How, then, should evangelism be defined? The New Testament answer is very simple. According to the New Testament, evangelism is just preaching the gospel, the evangel. It is a work of communication in which Christians make themselves mouthpieces for God’s message of mercy to sinners. Anyone who faithfully delivers that message, under whatever circumstances, in a large meeting, in a small meeting, from a pulpit, or in a private conversation, is evangelizing. Since the divine message finds its climax in a plea from the Creator to a rebel world to turn and put faith in Christ, the delivering of it involves t
he summoning of one’s hearers to conversion. If you are not, in this sense, seeking to bring about conversions, you are not evangelizing; this we have seen already. But the way to tell whether in fact you are evangelizing is not to ask whether conversions are known to have resulted from your witness. It is to ask whether you are faithfully making known the gospel message.
For a complete picture of what the New Testament means by evangelism, we need not look further than the apostle Paul’s account of the nature of his own evangelistic ministry. There are three points to note about it.
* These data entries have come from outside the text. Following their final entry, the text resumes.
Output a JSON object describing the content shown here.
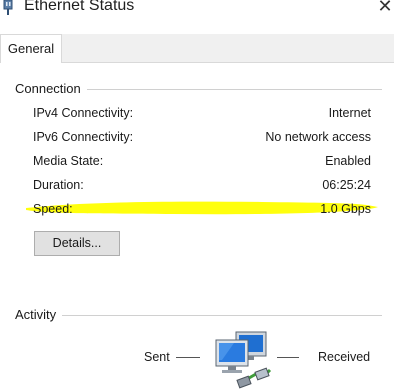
{
  "window": {
    "title": "Ethernet Status",
    "close_glyph": "✕",
    "icon": "network-adapter-icon"
  },
  "tabs": [
    {
      "label": "General",
      "selected": true
    }
  ],
  "connection": {
    "heading": "Connection",
    "rows": [
      {
        "label": "IPv4 Connectivity:",
        "value": "Internet"
      },
      {
        "label": "IPv6 Connectivity:",
        "value": "No network access"
      },
      {
        "label": "Media State:",
        "value": "Enabled"
      },
      {
        "label": "Duration:",
        "value": "06:25:24"
      },
      {
        "label": "Speed:",
        "value": "1.0 Gbps",
        "highlighted": true
      }
    ],
    "details_button": "Details..."
  },
  "activity": {
    "heading": "Activity",
    "sent_label": "Sent",
    "received_label": "Received",
    "icon": "network-computers-icon"
  },
  "colors": {
    "highlight": "#ffff00",
    "button_face": "#e1e1e1",
    "tab_strip": "#f0f0f0"
  }
}
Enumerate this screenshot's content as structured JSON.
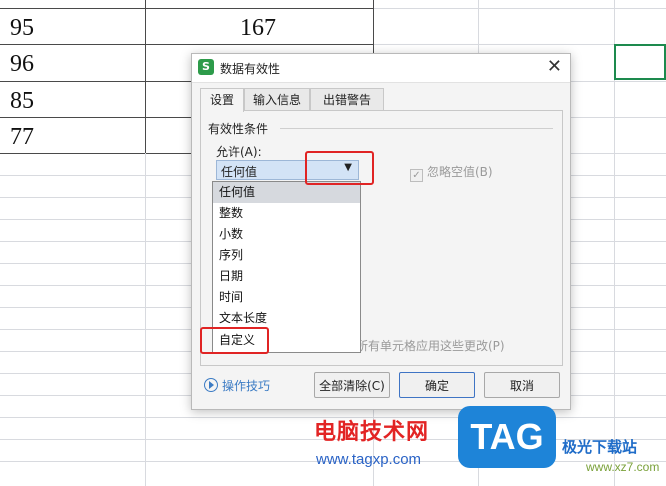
{
  "sheet": {
    "column_b_visible": "167",
    "column_a_values": [
      "95",
      "96",
      "85",
      "77"
    ]
  },
  "dialog": {
    "title": "数据有效性",
    "tabs": [
      "设置",
      "输入信息",
      "出错警告"
    ],
    "group_title": "有效性条件",
    "allow_label": "允许(A):",
    "allow_value": "任何值",
    "ignore_blank": "忽略空值(B)",
    "apply_all": "所有单元格应用这些更改(P)",
    "tips": "操作技巧",
    "buttons": {
      "clear_all": "全部清除(C)",
      "ok": "确定",
      "cancel": "取消"
    },
    "dropdown_options": [
      "任何值",
      "整数",
      "小数",
      "序列",
      "日期",
      "时间",
      "文本长度",
      "自定义"
    ],
    "dropdown_selected": "任何值"
  },
  "watermark": {
    "site_name": "电脑技术网",
    "site_url": "www.tagxp.com",
    "logo_text": "TAG",
    "partner": "极光下载站",
    "partner_url": "www.xz7.com"
  },
  "colors": {
    "highlight_red": "#e02424",
    "selected_cell_green": "#1d8a4e",
    "brand_blue": "#1e84d8"
  }
}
1. Paul evangelized as the commissioned representative of the Lord Jesus Christ. Evangelism was a task that had been specifically entrusted to him. “Christ . . . [sent] me . . . to preach the gospel” (1 Cor 1:17). Now, see how he regarded himself in virtue of this commission. In the first place, he saw himself as Christ’s steward. “This is how one should regard us [myself, and my fellow-preacher Apollos],” he wrote to the Corinthians, “as servants of Christ, and [in that capacity] stewards of the mysteries of God” (1 Cor 4:1 rsv). “I am . . . entrusted with a stewardship [of the gospel]” (1 Cor 9:17). Paul saw himself as a bondslave raised to a position of high trust, as the steward of a household in New Testament times always was; he had been “approved by God to be entrusted with the gospel” (1 Thess 2:4 rsv; cf. 1 Tim 1:11-12; Tit 1:3), and the responsibility now rested on him to be faithful to his trust, as a steward must be (cf. 1 Cor 4:2), guarding the precious truth that had been committed to him (as he later charges Timothy to do [1 Tim 6:20; 2 Tim 1:13-14]), and distributing and dispensing it according to his Master’s instructions. The fact that he had been entrusted with this stewardship meant, as he told the Corinthians, that “necessity is laid upon me. Woe to me if I do not preach the gospel!” (1 Cor 9:16; cf. Acts 20:20, 26-27; 2 Cor 5:10-11; Ezek 3:16ff.; 33:7ff.). The figure of stewardship thus highlights Paul’s responsibility to evangelize.